I think people sometimes don’t work on melody enough. It’s a fundamental thing, really… words and tunes, that’s what pop music is all about. So you’ve got to make sure they’re both as good as you can possibly make them. I spend a long time on them both when I’m writing. I’m not the greatest guitarist in the world… it was just the instrument that seemed the most ‘cool’ to me, and I still find it very difficult to play. [David Gedge]
After folding their Reception label, the band signed to RCA, a move seen as a ‘sell-out’ by some, but which in fact only served to make their music more extreme: the fast-paced rhythm guitar attacks of the early period was ameliorated on Bizarro by a stronger sound and longer endings.

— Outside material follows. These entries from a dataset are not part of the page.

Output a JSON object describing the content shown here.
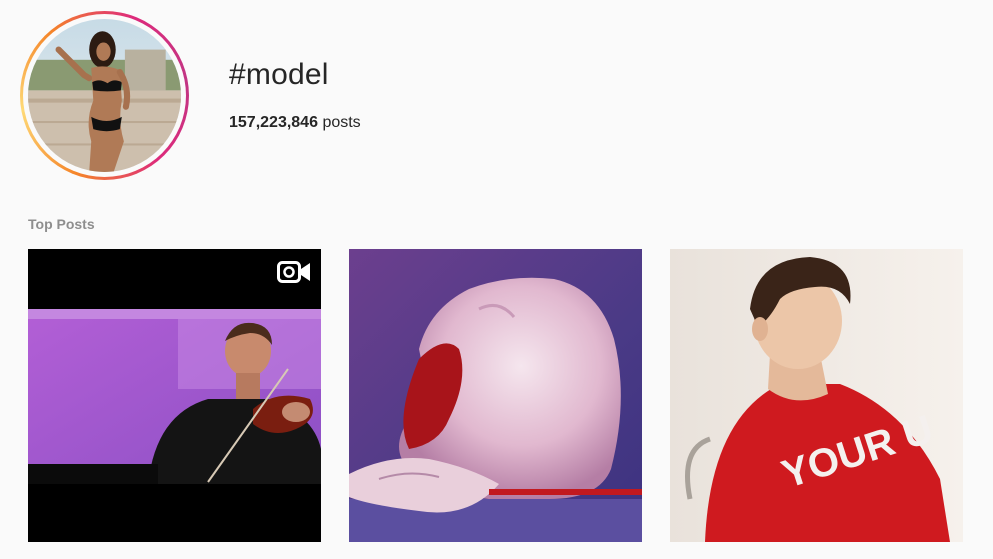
{
  "header": {
    "hashtag": "#model",
    "post_count": "157,223,846",
    "post_count_suffix": "posts"
  },
  "sections": {
    "top_posts_label": "Top Posts"
  },
  "icons": {
    "video_badge": "video-camera-icon"
  },
  "colors": {
    "text_primary": "#262626",
    "text_secondary": "#8e8e8e",
    "background": "#fafafa",
    "ring_gradient": [
      "#f58529",
      "#feda77",
      "#dd2a7b",
      "#c13584"
    ]
  }
}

Additionally, the band’s contract allowed them their own choices of producer and single release, and the option to release singles independently if the company found them uncomercial, something which apparently was never the case. Certainly, it broke them nationally, with Kennedy (FF 1989 #2) reaching number 33 in the UK charts, and Brassneck (FF 1989 #19 and All-Time FF 2000 #21) doing even better, getting to number 24 the following February. Gedge said of his song lyrics:
When I’m writing, I like to pare things down. So after I’ve chipped away all the poetic imagery and metaphor there’s really just a skeleton left…..Most of the stories are true in some way or another. They’re either completely autobiographical or it’s a case of me imagining myself in a particular situation. I draw inspiration from my everywhere… I’m often to be found listening to other people’s conversations on trains… especially if they’re shouting at each other.
A happy Valentine’s Day to all of you.